Given the span of time since his last win, it could be that Darrell has an affliction to crossing the finish line.
This could have attributed to his ending up in the grass and then going the wrong way down the track, to where he started, instead of where he was supposed to finish.
2) Clint Bowyer
Clint Bowyer has some burnout promise. His change of sponsor this year from Jack Daniels to BB&T could be having profound effects on him.
It is very doubtful that a government bailout of banks will help Bowyer’s burnout, but consuming a bottle of his previous sponsor would have certainly made it more interesting.
3) Kasey Kahne
Kasey Kahne has been subject to a lot of smoke and mirrors lately.
His primary sponsor is still Budweiser, but his car owner seems to change yearly.
Some stability, and a win, would certainly help Kasey with his burnout situation.
4) Greg Biffle
Biffle came on strong last year in the chase, and then faded rapidly.
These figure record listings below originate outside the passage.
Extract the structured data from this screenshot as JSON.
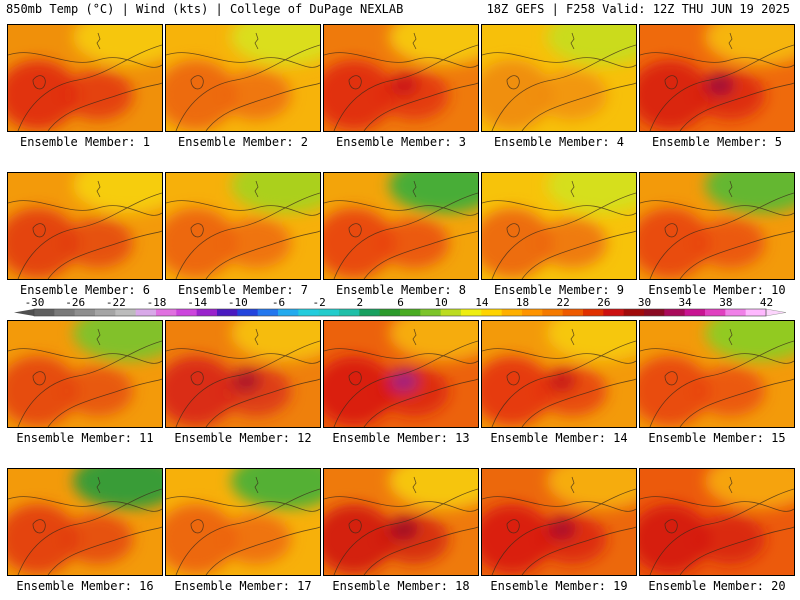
{
  "header": {
    "left": "850mb Temp (°C) | Wind (kts) | College of DuPage NEXLAB",
    "right": "18Z GEFS | F258 Valid: 12Z THU JUN 19 2025"
  },
  "caption_prefix": "Ensemble Member: ",
  "members": [
    {
      "label": "Ensemble Member: 1",
      "base": "#f0900a",
      "warm": "#e02a10",
      "hot": null,
      "cool": "#f7c90b"
    },
    {
      "label": "Ensemble Member: 2",
      "base": "#f7b30a",
      "warm": "#ec6410",
      "hot": null,
      "cool": "#d9e01a"
    },
    {
      "label": "Ensemble Member: 3",
      "base": "#ef7a0c",
      "warm": "#e0280f",
      "hot": "#c81414",
      "cool": "#f7c90b"
    },
    {
      "label": "Ensemble Member: 4",
      "base": "#f7c00a",
      "warm": "#f08a0c",
      "hot": null,
      "cool": "#c8dc1a"
    },
    {
      "label": "Ensemble Member: 5",
      "base": "#ef6a0c",
      "warm": "#d81c12",
      "hot": "#9c0a3a",
      "cool": "#f7b80a"
    },
    {
      "label": "Ensemble Member: 6",
      "base": "#f39a0a",
      "warm": "#e23a10",
      "hot": null,
      "cool": "#f7d00b"
    },
    {
      "label": "Ensemble Member: 7",
      "base": "#f7b00a",
      "warm": "#ec6010",
      "hot": null,
      "cool": "#a8d21a"
    },
    {
      "label": "Ensemble Member: 8",
      "base": "#f3a40a",
      "warm": "#e84010",
      "hot": null,
      "cool": "#3fae3a"
    },
    {
      "label": "Ensemble Member: 9",
      "base": "#f7c30a",
      "warm": "#ec6410",
      "hot": null,
      "cool": "#d4e01a"
    },
    {
      "label": "Ensemble Member: 10",
      "base": "#f39a0a",
      "warm": "#e84410",
      "hot": null,
      "cool": "#5cb833"
    },
    {
      "label": "Ensemble Member: 11",
      "base": "#f39a0a",
      "warm": "#e44410",
      "hot": null,
      "cool": "#7cc32a"
    },
    {
      "label": "Ensemble Member: 12",
      "base": "#ef800c",
      "warm": "#d8261a",
      "hot": "#a8142a",
      "cool": "#f7c00a"
    },
    {
      "label": "Ensemble Member: 13",
      "base": "#ec620c",
      "warm": "#d81a12",
      "hot": "#9c1a88",
      "cool": "#f7b00a"
    },
    {
      "label": "Ensemble Member: 14",
      "base": "#f39a0a",
      "warm": "#e43010",
      "hot": "#c41414",
      "cool": "#f7c90b"
    },
    {
      "label": "Ensemble Member: 15",
      "base": "#f39a0a",
      "warm": "#e84410",
      "hot": null,
      "cool": "#8ccc24"
    },
    {
      "label": "Ensemble Member: 16",
      "base": "#f39a0a",
      "warm": "#e23a10",
      "hot": null,
      "cool": "#2f9c3a"
    },
    {
      "label": "Ensemble Member: 17",
      "base": "#f7b00a",
      "warm": "#ec6010",
      "hot": null,
      "cool": "#4cb036"
    },
    {
      "label": "Ensemble Member: 18",
      "base": "#ef7a0c",
      "warm": "#d01a12",
      "hot": "#9c0a28",
      "cool": "#f7c90b"
    },
    {
      "label": "Ensemble Member: 19",
      "base": "#ec680c",
      "warm": "#d81a12",
      "hot": "#a8102e",
      "cool": "#f7b00a"
    },
    {
      "label": "Ensemble Member: 20",
      "base": "#ec5a0c",
      "warm": "#d41a12",
      "hot": null,
      "cool": "#f7a80a"
    }
  ],
  "colorbar": {
    "ticks": [
      "-30",
      "-26",
      "-22",
      "-18",
      "-14",
      "-10",
      "-6",
      "-2",
      "2",
      "6",
      "10",
      "14",
      "18",
      "22",
      "26",
      "30",
      "34",
      "38",
      "42"
    ],
    "colors": [
      "#606060",
      "#7a7a7a",
      "#8f8f8f",
      "#a5a5a5",
      "#bcbcbc",
      "#d8a8e8",
      "#e070e0",
      "#cc44dd",
      "#9922cc",
      "#4a1ac0",
      "#2244dd",
      "#2277ee",
      "#22aaee",
      "#22ccdd",
      "#22cccc",
      "#1fbfa8",
      "#18a060",
      "#2c9a2c",
      "#4aac22",
      "#7cc42a",
      "#bcdc20",
      "#eeee10",
      "#ffd400",
      "#ffb000",
      "#ff9400",
      "#f57a00",
      "#ee5a00",
      "#e03000",
      "#cc1010",
      "#a00a0a",
      "#8a0a22",
      "#a80a5a",
      "#c81492",
      "#e040c0",
      "#f080e8",
      "#ffb8ff"
    ],
    "left_arrow": "#505050",
    "right_arrow": "#fcd4fc"
  }
}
His level of burnout seemed to mimic his chase performance.
5) Kyle Busch
Kyle Busch might be the most experienced driver to burn out.
His temper tantrums, and ability to wreck anyone who gets in his way, seemed to be causing Busch some confusion Saturday.
He started his burnout off by hitting the wall, and then crashing into everything else in his way.
The logical explanation here is this: Busch couldn’t comprehend that he wasn’t actually in a race; therefore he felt all objects on the track were the enemy, and must be destroyed.
6) Jeff Gordon
Jeff Gordon has been in NASCAR for 17 years, won four championships and has amassed 82 wins.
It is my opinion that Jeff’s level of burn out is steady, consistent, and always moving forward, just like his career.
And finally, the best NASCAR driver to burn out, Kevin Harvick.
Kevin Harvick was thrust into his present job after the death of Dale Earnhardt.
He won his first race in only his third start, beating Jeff Gordon to the line in Atlanta. He added the Daytona 500 to his resume in 2007.
Harvick is hungry week in and week out.
He exhibited the highest level of burn out this year, and smoked the competition.